7. Any other business

a. College of Optometrists

MD informed the group that Sue had stepped down from the council and he had taken over her position.

b. PEARS Training

AZ queried the PEARS training, wanting to obtain a better understanding. The group explained that PEARS training will be offered once a year, currently there are 12 optometrists doing the distant learning which at the end of April will be complete.

c. Enhanced Services with the CCG

The group spoke about local enhanced services commissioned, acknowledging that the local CCG are able to influence contracts. Sheffield health schemes were highly thought of and there was the potential to replicate them within Rotherham and Doncaster, should they so wish. Concerns were raised about an external supplier, it was acknowledged that services had to be competitive and contracts were not guaranteed. RO acknowledge the long standing relationship the LOC currently had with the CCG, he advised that the CCG will write to LOC about their proposed services, RO suggested LOC define the services they can offer in-line with AQP government specifications

The group agreed they were very fortunate to have RO attend the LOC meetings. The supportive nature has been very unique and valued.

d. 111

RO updated the group regarding the delay on implementing 111, it was now hoped to be on the 9th April.

e. Peer review

JA and Azad offered an update to the group, they have to host 3 trail meetings to become accredited. They offered feedback on the meeting which was held on the 25th February 2013.
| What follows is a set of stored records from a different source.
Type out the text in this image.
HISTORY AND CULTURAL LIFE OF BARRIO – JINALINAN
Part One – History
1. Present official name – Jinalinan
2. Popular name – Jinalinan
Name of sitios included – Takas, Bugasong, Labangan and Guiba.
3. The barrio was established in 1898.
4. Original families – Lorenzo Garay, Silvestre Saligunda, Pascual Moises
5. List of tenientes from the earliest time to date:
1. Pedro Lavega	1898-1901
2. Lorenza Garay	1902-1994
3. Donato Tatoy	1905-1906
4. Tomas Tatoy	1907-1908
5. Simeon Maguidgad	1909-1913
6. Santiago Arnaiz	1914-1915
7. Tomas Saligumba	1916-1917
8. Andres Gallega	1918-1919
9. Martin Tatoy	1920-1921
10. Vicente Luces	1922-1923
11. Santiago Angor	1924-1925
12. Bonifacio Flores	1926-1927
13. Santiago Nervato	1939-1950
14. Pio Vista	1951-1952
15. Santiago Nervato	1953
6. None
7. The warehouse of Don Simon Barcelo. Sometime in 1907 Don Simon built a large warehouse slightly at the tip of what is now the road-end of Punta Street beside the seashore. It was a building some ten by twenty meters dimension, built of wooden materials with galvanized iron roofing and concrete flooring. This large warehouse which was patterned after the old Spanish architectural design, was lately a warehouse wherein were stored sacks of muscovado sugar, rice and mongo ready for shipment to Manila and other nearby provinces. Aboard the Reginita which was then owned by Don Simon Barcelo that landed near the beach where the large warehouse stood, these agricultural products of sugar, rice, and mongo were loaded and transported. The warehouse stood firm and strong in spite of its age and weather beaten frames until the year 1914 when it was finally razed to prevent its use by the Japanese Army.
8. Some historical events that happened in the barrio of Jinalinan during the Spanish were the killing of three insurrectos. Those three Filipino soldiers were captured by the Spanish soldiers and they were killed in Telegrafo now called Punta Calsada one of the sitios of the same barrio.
From the training on 25th February 2013, JA and Azad explained that the facilitator’s role, within Peer review is to influence the conversation. There were some “planted” participates within the scenarios, who’s role was to be difficult and disrupt the session. JA commented that the training was more detailed then initial thought and difficult to pass on. Unless anyone had any objection both Azad and himself would be the only accredited facilitators.

The group spoke about the logistics of the proposed Peer event and going forward until accredited both JA and Azad could only facilitate meeting of no more than 10 people pers session each. It was thought that the event would go ahead on the 1st may and participates could obtain 3 interactive CET points.